L’Avvocato Carlo Piani nel 1807 acquistò da Carlo Caroli, allora in gravi difficoltà economiche, l’edificio situato nel Corso di Porta Imolese al numero 118, ora Corso Mazzini 89, ed incaricò l’Architetto Pietro Tomba (1774-1846) di curarne la ristrutturazione. Il Tomba concepì la facciata ispirandosi ai dettati del classicismo cinquecentesco palladiano, interpretandolo però attraverso una sensibile attenuazione delle evidenze architettoniche e decorative.

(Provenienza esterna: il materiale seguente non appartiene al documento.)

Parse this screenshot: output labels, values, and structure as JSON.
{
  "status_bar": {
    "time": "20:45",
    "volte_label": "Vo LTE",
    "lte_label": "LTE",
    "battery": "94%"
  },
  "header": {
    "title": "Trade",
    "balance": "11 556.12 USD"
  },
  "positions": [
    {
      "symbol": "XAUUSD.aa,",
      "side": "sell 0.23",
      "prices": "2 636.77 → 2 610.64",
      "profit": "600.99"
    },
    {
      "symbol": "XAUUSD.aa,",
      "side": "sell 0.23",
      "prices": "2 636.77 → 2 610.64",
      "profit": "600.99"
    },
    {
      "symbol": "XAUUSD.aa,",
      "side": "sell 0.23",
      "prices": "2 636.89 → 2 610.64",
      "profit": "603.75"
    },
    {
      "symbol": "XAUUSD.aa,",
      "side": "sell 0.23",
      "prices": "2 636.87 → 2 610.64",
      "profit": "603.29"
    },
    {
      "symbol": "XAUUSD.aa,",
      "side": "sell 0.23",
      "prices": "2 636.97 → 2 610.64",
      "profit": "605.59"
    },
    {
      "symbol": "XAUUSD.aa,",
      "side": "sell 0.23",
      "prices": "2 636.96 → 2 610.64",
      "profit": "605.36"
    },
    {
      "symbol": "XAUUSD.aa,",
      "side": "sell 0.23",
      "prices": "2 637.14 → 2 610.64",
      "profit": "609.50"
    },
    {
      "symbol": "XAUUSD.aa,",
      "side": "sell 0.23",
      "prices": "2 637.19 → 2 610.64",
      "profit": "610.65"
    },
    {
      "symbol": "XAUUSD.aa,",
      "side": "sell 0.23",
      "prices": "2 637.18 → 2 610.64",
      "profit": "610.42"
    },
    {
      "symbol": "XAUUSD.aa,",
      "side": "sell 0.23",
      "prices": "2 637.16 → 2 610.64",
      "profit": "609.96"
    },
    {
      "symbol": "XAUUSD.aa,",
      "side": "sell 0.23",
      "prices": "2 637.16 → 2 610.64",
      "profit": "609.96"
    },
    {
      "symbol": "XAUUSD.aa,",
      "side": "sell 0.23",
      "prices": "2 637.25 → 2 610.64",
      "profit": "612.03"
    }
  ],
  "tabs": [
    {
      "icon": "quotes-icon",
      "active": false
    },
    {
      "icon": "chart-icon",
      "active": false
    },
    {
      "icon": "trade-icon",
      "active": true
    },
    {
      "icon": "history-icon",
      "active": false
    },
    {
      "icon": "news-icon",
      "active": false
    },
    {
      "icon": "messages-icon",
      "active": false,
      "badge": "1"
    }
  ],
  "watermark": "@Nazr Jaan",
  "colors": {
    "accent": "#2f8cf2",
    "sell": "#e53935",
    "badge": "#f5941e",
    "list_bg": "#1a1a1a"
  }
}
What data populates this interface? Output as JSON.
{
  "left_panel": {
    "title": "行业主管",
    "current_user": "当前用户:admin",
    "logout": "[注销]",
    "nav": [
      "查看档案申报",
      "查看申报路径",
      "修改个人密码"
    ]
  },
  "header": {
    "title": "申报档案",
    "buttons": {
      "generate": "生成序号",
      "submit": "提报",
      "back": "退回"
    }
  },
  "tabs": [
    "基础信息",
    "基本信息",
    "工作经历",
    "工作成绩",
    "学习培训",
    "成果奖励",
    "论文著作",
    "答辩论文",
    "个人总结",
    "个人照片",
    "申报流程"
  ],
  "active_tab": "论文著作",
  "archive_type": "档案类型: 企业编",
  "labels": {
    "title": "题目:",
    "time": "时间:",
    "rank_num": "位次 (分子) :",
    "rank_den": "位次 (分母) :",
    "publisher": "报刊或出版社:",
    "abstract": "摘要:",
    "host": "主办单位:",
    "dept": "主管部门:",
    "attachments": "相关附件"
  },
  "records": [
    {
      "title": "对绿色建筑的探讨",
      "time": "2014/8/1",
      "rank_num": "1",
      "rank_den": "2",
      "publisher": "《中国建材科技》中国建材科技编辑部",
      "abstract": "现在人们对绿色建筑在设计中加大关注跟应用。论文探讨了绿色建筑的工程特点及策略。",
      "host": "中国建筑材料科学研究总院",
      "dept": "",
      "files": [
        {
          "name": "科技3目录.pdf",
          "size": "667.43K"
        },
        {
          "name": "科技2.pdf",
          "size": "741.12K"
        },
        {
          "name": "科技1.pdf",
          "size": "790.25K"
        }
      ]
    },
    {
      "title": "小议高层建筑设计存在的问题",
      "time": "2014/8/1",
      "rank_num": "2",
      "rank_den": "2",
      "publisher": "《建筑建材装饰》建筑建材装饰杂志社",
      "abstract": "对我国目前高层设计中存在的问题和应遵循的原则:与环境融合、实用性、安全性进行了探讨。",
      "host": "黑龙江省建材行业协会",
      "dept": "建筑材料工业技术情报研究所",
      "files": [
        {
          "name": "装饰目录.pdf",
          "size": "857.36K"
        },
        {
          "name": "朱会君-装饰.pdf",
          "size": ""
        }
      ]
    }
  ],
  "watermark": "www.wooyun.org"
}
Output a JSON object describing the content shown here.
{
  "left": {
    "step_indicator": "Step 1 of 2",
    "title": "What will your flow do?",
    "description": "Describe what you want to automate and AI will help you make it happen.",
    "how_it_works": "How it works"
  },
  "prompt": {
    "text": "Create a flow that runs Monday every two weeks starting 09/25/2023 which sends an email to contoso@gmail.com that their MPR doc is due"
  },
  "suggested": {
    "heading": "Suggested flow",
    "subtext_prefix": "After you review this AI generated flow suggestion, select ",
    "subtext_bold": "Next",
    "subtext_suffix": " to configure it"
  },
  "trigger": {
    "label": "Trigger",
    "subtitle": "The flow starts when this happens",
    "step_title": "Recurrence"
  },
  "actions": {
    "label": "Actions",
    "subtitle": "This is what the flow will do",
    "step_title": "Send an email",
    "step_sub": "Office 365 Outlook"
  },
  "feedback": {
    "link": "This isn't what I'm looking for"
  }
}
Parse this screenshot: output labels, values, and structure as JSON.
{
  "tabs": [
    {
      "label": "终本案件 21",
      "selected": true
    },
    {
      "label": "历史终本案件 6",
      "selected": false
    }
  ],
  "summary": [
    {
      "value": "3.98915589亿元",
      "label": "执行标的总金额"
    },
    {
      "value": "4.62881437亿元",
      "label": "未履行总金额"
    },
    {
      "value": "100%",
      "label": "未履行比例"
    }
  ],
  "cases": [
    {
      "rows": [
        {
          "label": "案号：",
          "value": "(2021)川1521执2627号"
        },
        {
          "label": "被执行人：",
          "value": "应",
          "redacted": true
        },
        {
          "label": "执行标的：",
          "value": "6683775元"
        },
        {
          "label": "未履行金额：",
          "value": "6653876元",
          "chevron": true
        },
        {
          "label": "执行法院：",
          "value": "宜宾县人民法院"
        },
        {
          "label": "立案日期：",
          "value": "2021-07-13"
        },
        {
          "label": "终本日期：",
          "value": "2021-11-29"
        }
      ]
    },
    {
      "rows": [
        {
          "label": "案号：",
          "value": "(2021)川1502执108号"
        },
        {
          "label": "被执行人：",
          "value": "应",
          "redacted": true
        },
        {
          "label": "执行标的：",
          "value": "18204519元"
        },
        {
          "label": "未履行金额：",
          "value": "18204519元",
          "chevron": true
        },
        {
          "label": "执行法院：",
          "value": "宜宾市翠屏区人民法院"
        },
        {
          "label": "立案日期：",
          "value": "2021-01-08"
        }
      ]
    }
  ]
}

L'affaccio su Corso Mazzini e l'angolo con via Paganelli.
La facciata vista da una diversa visuale prospettica.
Insieme ad altre opere realizzate dal Tomba a Faenza, l’intervento su Casa Piani costituì una vera e propria rottura rispetto ai precedenti canoni realizzativi neoclassici che, seppur con modalità differenti ed anche tra loro opposte, avevano ispirato in special modo gli architetti locali Giovanni Antonio Antolini, nel solco del neoclassicismo “archeologico” (es., l’intero complesso di Villa Rotonda) e Giuseppe Pistocchi, nel solco del classicismo “neorinascimentale” (es., Palazzo Conti, in Corso Mazzini 47), per i quali, comunque, anche in fase progettuale, non fu secondario l’ideologismo sociopolitico figlio della rivoluzione illuminista di fine Settecento. Se l’Antolini si era mosso nel solco di un ideologismo massonico, radicale e repubblicano che apriva a concetti edilizi di senso liberale ed egualitarista (es., il progetto mai concretizzato del Nuovo Borgo, fuori Porta Imolese) e se il giacobino Pistocchi, anch’egli ideologicamente, aveva inteso ribaltare i canoni consolidati del classicismo più ortodosso, per approdare a forme anche provocatoriamente anticonformiste (es., la facciata di Palazzo Milzetti) ed addirittura, a volte, sperimentali, in antitesi all’avversario Antolini (es., il suo progetto mai realizzato di sistemazione urbanistica fuori Porta Imolese), Pietro Tomba, parallelamente alla prima restaurazione napoleonica e successivamente, in consonanza con gli effetti anche politici di quella seguita al Congresso di Vienna del 1815, optò per un “Ritorno all’Ordine”. Un “Ritorno” alla purezza formale priva di ogni riferimento od assoggettamento ad ideali sociali e politici ma, piuttosto, libera da stretti vincoli stilistici e funzionalmente attenta ai gusti ed alle esigenze della committenza.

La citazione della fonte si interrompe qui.